For part 1. we need to check that Ω is functorial i.e. that it preserves identities and composition. It preserves identities because the identity on every open set \(U\) in 𝓒 (the trivial inclusion ⊆) is mapped to the identity on \(Ω(U)\) in Set. This latter identity is \(Ω(U) → Ω(U)\) or \(U' ↦ U' ∩ U\) or \(U' ↦ U'\) (every subset of the open set gets mapped to itself).

To preserve composition we must have that if \(f⨟g = h\) then \(Ω(f)⨟Ω(g) = Ω(h)\). Using syntax from Sheaf (mathematics), and including a reversal because presheafs are contravariant, if W ⊆ V ⊆ U then \(res_{V,U}⨟res_{W,V} = res_{W,U}\). The first two restriction maps are:

\[\begin{split} \begin{align} U' & ↦ U' ∩ V \\ V' & ↦ V' ∩ W \end{align} \end{split}\]

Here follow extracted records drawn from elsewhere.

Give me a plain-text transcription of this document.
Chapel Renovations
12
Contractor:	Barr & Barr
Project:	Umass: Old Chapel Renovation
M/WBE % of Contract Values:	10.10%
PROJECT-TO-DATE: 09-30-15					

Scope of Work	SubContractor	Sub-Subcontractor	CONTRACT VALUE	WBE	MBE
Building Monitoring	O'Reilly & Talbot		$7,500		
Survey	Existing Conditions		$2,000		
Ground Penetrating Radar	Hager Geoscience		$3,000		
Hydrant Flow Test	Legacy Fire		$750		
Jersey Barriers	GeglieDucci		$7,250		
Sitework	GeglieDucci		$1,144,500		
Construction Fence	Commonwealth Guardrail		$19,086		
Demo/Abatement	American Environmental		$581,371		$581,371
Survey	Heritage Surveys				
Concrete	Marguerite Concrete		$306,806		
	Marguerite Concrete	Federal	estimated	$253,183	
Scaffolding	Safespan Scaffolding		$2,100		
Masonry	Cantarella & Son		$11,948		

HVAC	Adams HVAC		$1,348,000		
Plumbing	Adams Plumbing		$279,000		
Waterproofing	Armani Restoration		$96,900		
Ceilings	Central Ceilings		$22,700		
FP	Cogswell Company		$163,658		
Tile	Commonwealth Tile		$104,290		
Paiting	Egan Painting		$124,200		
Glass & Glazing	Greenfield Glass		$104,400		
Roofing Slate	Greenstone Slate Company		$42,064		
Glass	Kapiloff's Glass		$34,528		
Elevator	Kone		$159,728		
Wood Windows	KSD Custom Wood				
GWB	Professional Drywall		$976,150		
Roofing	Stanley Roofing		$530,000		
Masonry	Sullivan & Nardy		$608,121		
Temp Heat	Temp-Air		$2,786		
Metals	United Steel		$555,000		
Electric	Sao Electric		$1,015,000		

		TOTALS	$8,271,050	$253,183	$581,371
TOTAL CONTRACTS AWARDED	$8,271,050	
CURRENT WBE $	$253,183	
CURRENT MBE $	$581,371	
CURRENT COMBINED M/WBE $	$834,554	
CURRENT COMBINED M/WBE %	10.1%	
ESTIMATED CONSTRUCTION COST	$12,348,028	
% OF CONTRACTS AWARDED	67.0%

Replacing the dummy variables with \(S\) (for set) to make for easier reading:

\[\begin{split} \begin{align} S & ↦ S ∩ V \\ S & ↦ S ∩ W \end{align} \end{split}\]

Composing these and using the fact that W ⊆ V so that V ∩ W = W:

\[\begin{split} \begin{align} S & ↦ (S ∩ V) ∩ W \\ S & ↦ S ∩ (V ∩ W) \\ S & ↦ S ∩ W \end{align} \end{split}\]

For part 2., it’s true that all you need to do to check that something like Ω is a presheaf is to check that it is a functor, because a functor and a presheaf are essentially synonymous.